La bonne nouvelle, c'est qu'il n'y a pas de sol".

Et je rajouterai même qu'en réalité personne ne plonge dans l'espace : il n'y a que l'espace.

Dès lors des doutes, voire des angoisses peuvent se lever :

Si je suis l'espace vide, sur quoi m'appuyer ?

Sur quoi vais-je baser mon être ?

Qu'y a-t-il de solide dans mon existence?

En découvrant cet espace ouvert, c'est exact, il peut y avoir dans un premier temps une perte de repères, voire un vertige, devant l'incapacité où nous sommes de retrouver notre ancien moi. Maintenant, il n'y a plus d'observateur au centre de la perception !

Mais rapidement, on retrouve une stabilité nouvelle et beaucoup plus solide qu'avant.
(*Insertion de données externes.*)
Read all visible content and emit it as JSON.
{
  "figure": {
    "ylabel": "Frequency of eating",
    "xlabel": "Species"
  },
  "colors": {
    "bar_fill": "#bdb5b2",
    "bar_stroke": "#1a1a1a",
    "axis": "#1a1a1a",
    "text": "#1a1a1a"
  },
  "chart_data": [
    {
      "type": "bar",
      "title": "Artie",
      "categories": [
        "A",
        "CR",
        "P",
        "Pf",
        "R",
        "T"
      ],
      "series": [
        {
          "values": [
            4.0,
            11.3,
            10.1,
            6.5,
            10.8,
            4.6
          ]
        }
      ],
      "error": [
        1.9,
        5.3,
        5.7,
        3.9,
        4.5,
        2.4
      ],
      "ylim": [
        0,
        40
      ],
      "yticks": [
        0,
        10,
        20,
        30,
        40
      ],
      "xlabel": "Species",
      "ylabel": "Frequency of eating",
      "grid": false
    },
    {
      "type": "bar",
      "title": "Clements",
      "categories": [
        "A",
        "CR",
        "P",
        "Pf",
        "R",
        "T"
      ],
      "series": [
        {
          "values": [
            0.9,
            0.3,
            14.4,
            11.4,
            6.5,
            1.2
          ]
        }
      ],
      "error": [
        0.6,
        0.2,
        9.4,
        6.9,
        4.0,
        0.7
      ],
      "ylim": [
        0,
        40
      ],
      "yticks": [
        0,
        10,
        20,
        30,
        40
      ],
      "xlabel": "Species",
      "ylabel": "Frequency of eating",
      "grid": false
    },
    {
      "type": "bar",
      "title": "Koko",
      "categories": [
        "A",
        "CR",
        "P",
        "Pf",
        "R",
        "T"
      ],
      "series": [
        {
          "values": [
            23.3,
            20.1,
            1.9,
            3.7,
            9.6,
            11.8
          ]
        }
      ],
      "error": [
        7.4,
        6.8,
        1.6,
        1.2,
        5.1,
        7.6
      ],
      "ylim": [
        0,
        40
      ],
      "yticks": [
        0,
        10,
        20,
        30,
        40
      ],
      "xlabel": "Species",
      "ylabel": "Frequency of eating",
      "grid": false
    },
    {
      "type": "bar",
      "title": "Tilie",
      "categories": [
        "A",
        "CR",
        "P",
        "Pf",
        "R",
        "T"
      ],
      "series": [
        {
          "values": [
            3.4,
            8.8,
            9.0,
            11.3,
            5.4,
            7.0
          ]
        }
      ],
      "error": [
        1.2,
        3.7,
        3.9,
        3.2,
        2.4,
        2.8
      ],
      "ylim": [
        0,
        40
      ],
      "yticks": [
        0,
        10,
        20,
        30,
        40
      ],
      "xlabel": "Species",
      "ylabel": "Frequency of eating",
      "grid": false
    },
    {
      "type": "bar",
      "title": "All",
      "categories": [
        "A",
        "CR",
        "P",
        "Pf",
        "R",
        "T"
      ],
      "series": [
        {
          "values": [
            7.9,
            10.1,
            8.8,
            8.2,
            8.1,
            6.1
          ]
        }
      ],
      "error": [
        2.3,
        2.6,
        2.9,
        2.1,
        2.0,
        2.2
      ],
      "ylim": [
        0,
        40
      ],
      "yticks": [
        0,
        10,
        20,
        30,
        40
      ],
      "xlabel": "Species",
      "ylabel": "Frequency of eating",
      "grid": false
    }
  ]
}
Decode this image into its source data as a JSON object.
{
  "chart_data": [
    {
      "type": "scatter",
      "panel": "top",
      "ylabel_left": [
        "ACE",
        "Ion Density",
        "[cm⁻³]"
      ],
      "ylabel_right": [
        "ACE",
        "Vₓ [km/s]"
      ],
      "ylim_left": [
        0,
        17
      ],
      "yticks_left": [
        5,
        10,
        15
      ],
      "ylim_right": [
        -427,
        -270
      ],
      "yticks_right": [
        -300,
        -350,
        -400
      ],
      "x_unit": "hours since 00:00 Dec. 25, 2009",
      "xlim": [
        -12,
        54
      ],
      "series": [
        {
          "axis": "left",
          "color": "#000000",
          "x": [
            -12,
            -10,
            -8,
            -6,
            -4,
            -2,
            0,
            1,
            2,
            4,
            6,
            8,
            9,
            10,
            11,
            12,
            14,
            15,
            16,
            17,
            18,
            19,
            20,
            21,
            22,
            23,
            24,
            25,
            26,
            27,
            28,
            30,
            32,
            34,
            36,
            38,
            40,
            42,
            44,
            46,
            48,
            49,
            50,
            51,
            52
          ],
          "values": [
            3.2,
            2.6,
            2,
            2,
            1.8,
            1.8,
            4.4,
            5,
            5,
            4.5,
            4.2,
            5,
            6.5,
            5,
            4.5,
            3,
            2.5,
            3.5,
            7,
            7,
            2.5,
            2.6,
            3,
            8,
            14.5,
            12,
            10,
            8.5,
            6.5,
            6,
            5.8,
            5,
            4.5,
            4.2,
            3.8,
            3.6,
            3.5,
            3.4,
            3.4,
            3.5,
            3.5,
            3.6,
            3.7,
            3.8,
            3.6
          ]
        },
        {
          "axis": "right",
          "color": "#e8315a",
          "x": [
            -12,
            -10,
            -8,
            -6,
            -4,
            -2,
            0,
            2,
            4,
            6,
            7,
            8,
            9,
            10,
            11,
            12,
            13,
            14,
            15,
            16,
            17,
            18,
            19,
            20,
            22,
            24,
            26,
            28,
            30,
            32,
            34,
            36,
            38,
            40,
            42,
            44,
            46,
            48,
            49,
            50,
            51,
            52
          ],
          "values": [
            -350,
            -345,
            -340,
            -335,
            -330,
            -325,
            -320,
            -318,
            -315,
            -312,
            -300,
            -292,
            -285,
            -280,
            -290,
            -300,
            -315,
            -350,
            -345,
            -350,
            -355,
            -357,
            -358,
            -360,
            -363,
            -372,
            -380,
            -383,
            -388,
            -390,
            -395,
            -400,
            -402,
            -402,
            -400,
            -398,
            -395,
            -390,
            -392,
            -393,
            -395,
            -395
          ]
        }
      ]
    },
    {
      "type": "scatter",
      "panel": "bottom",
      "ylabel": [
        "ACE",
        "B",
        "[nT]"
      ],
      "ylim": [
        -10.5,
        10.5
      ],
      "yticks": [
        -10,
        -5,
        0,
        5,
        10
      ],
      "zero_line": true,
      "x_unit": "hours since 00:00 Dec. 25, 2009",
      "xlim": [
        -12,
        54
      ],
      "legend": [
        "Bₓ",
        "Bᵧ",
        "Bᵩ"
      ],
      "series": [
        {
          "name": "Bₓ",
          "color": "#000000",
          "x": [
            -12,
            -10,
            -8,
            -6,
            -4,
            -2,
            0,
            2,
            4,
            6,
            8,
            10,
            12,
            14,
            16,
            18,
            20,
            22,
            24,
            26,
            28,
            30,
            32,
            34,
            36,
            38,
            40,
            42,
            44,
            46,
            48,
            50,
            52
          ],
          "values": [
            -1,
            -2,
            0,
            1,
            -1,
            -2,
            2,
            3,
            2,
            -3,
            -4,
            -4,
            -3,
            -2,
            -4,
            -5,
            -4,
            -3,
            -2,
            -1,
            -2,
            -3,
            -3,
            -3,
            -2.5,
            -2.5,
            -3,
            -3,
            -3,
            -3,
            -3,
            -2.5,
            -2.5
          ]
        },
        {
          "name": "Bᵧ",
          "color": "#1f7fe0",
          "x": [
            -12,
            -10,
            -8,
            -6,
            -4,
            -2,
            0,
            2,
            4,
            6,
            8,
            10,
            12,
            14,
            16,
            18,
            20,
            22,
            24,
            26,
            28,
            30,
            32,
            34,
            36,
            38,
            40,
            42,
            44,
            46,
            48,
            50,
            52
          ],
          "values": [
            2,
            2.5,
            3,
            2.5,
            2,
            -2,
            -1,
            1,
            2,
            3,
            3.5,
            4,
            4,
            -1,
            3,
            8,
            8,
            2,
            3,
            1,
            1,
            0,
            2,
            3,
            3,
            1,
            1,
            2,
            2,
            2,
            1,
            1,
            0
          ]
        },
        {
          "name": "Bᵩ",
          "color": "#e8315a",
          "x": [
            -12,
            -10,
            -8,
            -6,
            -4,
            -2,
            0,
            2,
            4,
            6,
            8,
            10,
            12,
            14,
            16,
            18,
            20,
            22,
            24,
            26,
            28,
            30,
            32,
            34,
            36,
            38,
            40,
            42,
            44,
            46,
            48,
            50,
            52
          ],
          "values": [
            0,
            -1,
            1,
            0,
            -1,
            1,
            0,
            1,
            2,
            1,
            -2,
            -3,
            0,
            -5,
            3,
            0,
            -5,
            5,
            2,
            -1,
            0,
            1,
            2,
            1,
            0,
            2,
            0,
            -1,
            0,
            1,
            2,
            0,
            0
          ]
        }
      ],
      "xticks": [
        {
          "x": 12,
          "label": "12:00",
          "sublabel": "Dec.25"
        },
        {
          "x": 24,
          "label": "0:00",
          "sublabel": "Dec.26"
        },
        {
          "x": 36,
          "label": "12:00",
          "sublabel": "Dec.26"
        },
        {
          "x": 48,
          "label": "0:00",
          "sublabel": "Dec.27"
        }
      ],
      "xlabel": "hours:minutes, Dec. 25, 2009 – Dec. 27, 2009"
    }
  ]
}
Le petit moi n'est pas fiable : il change sans cesse, il vieillit, il meurt et il n'a pas de substance.

Paradoxalement, l'espace, lui, est ferme. Parce qu'il est la Présence; il est Tout ce qui est.

Il est permanent, inconditionné, parfait, immuable.

Reconnaitre cette Présence, c'est trouver le seul Réel sur lequel on puisse vivre en toute sécurité.

Solide comme une montagne.

Vaste comme l'espace.

Sans doute, faut-il accepter de faire confiance à la Présence : oser ce saut dans l'inconnu, dans le sans limite.

Oser ce voyage au grand large.

Mais d'ailleurs on a le droit aussi d'y aller petit à petit.

Avant de se jeter dans la piscine, on peut y tremper son pied, ou commencer par le petit bain.

La méditation est une manière de se familiariser avec l'espace, avec la présence, petit à petit à son rythme.

Jusqu'au moment où on se sent prêt pour le voyage inouï de l'immensité.